Compare that to multi-take fight scenes in just about *any* of the Marvel netflix shows, where there are no stakes or storytelling; just a mess of edits. You shouldn't *need* single-take to drive storytelling, but it made it harder for creatives to ignore that aspect of choreo.
It's interesting watching Falcon and the Winter Soldier in this context. Because, you can definitely see all of these influences. Character-based choreography is *way* more prominent (see Falcon's acrobatics vs Bucky's essentialism). And, you can see glimpses of the next shift.
I think Bucky's is key to the next shift. It combines the efficiency, veracity and precision of post-Wick, but deploys that in targeted edits, rather than sustained, lengthy choreo a la Wick. The premium is on efficiency and impact, not on displays of endurance or aesthetics.
Sam's style also hints at this shift. He has the athletic displays of pre-Bourne/post-Matrix choreo, but it evolves from character, is deployed in short bursts, and is used toward combat function (unlike, say, prequel Jedi shit, which is *pure* theatre).
All of these things align with the needs and desires of a post-pandemic world and fight choreography trends, I think. We value skill, expertise, and function. But, we don't want to be confronted with the ugliness of the world in-depth. It's also cheaper and easier for COVID.
If you develop three micro-sequences between 2-3 combatants, that's easier to rehearse and shoot in restricted times, locations and ensemble numbers than a lengthy one-take or multi-take with *many* combatants. And, from a kind of socio-cultural point, it's what we want.
The single-take shift of the 2010s followed a profound detachment from reality and the rise of an era of confusion. (2000s). It was a power fantasy rooted in a sense of continuity. Think Cap's elevator fight in Winter Soldier. A bunch of dudes being smashed by a righteous actor.
Not only could you *not* shoot that in COVID restrictions very easily, it doesn't connect with our cultural psyche now. None of us want to fight the world.
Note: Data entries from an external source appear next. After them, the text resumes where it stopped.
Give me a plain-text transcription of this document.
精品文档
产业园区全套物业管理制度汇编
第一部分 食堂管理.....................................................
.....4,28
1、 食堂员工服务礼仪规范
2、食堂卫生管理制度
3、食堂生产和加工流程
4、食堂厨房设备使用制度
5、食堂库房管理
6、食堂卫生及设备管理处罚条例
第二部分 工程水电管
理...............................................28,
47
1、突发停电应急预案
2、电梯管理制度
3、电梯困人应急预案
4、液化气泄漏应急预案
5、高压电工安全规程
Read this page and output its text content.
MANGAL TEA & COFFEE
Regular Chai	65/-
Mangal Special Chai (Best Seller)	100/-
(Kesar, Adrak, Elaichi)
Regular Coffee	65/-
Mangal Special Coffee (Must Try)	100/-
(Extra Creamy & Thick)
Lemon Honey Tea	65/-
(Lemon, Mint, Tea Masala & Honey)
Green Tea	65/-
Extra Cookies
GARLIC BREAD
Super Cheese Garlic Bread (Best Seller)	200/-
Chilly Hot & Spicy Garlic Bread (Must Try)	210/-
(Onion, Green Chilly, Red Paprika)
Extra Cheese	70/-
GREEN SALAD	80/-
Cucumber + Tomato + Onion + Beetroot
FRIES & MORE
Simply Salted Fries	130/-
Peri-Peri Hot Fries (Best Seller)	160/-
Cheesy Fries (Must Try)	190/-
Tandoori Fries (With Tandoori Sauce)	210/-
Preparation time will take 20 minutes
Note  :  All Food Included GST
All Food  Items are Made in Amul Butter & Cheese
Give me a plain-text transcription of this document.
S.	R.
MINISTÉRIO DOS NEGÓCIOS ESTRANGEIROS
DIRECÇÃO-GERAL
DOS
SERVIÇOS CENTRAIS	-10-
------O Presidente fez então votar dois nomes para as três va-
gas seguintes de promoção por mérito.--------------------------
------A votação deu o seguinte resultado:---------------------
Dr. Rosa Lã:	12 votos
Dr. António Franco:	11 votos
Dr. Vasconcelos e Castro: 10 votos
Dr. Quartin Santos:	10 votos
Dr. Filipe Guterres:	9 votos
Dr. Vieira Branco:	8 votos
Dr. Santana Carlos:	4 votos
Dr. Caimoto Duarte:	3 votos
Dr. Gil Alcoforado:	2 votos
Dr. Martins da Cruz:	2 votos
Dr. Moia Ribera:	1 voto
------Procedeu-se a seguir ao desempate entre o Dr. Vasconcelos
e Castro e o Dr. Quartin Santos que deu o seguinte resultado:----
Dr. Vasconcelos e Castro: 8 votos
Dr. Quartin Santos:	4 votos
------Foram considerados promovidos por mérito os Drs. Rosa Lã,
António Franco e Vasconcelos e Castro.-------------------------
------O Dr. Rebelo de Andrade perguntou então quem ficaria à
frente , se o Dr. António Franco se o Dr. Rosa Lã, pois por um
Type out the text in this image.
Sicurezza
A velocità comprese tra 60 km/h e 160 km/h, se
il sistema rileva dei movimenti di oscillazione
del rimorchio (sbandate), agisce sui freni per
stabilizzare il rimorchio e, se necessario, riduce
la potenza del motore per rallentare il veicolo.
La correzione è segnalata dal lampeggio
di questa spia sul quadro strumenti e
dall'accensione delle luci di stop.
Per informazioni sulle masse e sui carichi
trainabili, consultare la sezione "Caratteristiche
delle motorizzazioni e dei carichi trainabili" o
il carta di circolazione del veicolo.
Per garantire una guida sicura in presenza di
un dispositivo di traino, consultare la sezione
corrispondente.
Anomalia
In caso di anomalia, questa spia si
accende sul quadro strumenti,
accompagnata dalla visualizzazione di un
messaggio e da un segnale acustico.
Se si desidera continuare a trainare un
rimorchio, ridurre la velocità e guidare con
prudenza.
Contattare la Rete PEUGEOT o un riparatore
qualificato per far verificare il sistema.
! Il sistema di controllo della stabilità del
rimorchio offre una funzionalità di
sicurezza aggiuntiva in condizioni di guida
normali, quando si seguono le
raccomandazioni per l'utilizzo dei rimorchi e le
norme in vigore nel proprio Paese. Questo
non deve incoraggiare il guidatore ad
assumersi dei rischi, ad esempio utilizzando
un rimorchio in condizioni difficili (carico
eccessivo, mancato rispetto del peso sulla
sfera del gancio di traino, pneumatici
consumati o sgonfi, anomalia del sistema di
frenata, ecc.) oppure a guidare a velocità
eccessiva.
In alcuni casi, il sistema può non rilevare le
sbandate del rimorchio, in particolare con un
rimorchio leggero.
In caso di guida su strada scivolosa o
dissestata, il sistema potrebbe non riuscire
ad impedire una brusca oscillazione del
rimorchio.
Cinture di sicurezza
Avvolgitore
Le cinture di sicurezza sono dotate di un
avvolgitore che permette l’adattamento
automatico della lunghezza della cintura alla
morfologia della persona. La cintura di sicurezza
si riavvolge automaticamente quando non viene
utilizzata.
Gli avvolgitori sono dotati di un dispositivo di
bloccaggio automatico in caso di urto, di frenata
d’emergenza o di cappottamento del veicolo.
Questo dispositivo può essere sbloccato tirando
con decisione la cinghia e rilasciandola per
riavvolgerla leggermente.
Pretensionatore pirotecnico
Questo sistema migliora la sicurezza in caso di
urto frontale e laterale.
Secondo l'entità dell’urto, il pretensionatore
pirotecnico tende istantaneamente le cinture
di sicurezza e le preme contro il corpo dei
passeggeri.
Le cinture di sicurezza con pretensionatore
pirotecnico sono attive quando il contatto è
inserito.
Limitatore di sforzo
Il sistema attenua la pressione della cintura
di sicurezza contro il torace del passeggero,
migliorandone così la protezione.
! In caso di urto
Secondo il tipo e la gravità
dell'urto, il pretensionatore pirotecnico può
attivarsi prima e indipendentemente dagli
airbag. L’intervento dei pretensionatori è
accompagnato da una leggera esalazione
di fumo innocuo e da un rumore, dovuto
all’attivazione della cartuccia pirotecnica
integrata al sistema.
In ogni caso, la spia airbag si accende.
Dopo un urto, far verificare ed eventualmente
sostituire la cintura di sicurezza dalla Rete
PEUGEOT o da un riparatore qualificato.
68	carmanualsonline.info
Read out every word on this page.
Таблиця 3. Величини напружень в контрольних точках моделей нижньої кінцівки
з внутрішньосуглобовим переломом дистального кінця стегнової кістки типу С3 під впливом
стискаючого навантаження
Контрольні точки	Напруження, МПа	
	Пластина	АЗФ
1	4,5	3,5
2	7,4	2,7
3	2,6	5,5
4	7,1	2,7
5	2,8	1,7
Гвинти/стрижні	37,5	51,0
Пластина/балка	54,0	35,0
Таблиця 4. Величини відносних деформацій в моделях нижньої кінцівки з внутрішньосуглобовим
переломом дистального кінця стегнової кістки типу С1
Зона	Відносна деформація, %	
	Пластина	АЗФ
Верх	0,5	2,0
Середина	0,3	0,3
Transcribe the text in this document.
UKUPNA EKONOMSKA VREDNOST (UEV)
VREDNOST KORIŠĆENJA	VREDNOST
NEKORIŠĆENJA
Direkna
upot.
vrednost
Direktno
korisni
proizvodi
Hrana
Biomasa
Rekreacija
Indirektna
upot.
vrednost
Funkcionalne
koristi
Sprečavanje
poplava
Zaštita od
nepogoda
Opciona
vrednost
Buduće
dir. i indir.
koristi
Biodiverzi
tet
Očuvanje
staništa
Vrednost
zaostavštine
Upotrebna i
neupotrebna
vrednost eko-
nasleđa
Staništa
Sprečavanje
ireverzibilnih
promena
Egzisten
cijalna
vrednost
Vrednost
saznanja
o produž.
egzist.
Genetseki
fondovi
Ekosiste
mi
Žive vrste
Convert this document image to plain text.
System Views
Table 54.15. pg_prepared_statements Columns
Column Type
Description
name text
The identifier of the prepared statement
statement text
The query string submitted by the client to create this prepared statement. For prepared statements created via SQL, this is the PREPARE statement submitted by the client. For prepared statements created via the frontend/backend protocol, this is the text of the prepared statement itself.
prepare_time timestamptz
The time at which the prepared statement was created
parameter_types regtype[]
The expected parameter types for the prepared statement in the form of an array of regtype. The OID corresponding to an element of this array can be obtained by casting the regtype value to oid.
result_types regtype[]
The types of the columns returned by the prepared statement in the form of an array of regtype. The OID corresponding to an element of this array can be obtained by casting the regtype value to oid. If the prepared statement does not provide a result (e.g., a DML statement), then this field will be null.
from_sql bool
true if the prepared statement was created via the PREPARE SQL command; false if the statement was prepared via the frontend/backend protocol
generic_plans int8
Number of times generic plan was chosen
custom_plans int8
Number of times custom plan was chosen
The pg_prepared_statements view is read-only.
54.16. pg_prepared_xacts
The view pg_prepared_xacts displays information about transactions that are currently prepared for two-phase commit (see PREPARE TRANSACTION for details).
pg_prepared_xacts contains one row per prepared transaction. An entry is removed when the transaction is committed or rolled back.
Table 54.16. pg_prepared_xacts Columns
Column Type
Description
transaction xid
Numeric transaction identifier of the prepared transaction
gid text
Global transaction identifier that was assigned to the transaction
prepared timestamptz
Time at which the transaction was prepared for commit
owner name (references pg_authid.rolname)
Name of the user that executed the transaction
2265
We want to know we can win all the small battles. That we can do it with efficiency and desperation, not massive endurance.
It's an interesting shift for action flicks and I'm *super-interested* to see if/how it'll be reflected in blockbusters like The Matrix 4, John Wick 4, and *especially* Shang Chi. People want that to be a classic martial arts style film. But, how will that choreo feel?
And, on the topic of those flicks, I should emphasise that all three have Asian leads. Furthermore, this entire thread began with an Asian lead in Chloe Bennett. I haven't touched much on Asia in this because I frankly am just a western pop-culture kid - but Asia MATTERS.
All of the movements I've talked about in this thread have a bunch of instigators or escalators in Asian cinema. The one-take stuff of 2010s etc is linked to Oldboy and The Raid. The stylised 2000s is obviously built on John Woo and Zhang Yimou's stuff.
I can't speak with any authority on the movements of non-western movies - but it's important to note that the movements of our (predominantly) white western popular cinematic culture, in action at least, are consistently led by the work of Asian performers and filmmakers.